We ended up losing that location, which was a bit of a blessing in disguise. We got to shoot it at my dad’s home. My stepmom, his wife, was gracious enough to let 30 strangers into her house at 5 in the morning on a Sunday — it was daylight savings too when time rolled back, so we lost an hour. [laughs] It was at Huntington Beach, so everyone from LA had to drive an hour-and-a-half down to my poor stepmom’s house. We walked in, and we were setting up, and she was still sleeping. It’s emotional material, so I was a little worried about whether or not that was respectful for her. But I was surprised that she was really supportive because she knew my dad would have loved this film and she was just excited. She was taking pictures of the process [and asked] “Can I be in it?” I was like, “Maybe not this time.” [laughs]
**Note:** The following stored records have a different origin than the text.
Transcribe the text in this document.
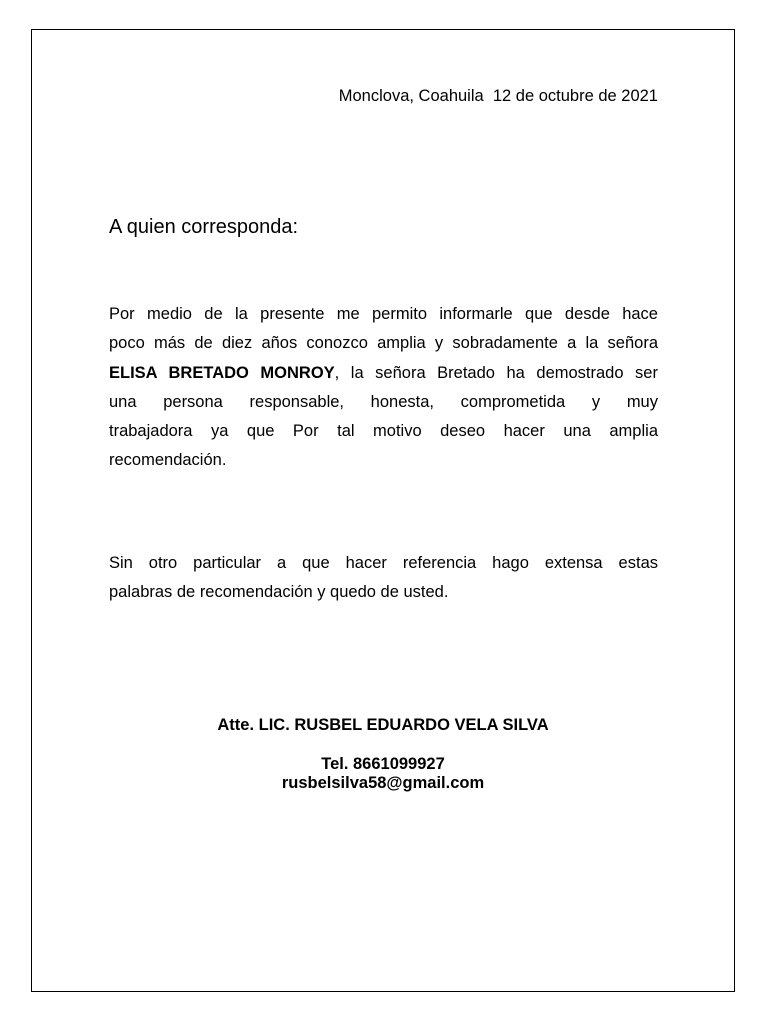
Monclova, Coahuila  12 de octubre de 2021
A quien corresponda:
Por medio de la presente me permito informarle que desde hace
poco más de diez años conozco amplia y sobradamente a la señora
ELISA BRETADO MONROY, la señora Bretado ha demostrado ser
una persona responsable, honesta, comprometida y muy
trabajadora ya que Por tal motivo deseo hacer una amplia
recomendación.
Sin otro particular a que hacer referencia hago extensa estas
palabras de recomendación y quedo de usted.
Atte. LIC. RUSBEL EDUARDO VELA SILVA
Tel. 8661099927
rusbelsilva58@gmail.com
What’s it like getting to the finish line with it and getting into Sundance?

For a long time, Sundance felt a little unreal. When I got called by Heidi, the programmer at Sundance,I didn’t really know what to expect and I had my guard up, because I was thinking that they were calling me to give me a “Hey. You didn’t get in, but we just wanted to call and just to express to you how much we really liked the film.” Then she told me, and I just got goosebumps. I tried to keep it cool — I was like, “Yes. That sounds good,” trying to be really mellow about it and I actually told them, “Maybe” at first. I called them later that week to accept the invitation. [laughs] But it’s like a dream come true. It’s a weird year to have gotten in in some ways, but it’s such an honor for them to feature the work with such a small selection of films this year. I’m just so happy that it’s this particular film because I really just set out to make a good film, to do justice to my dad, and to tell a story about the grieving process, and the difficulties of saying goodbye. I’m really excited for people to see it and hopefully, Sundance is just the start.

“Raspberry” will screen at the Sundance Film Festival as part of Shorts Program #2 beginning January 28th at 7 am MT.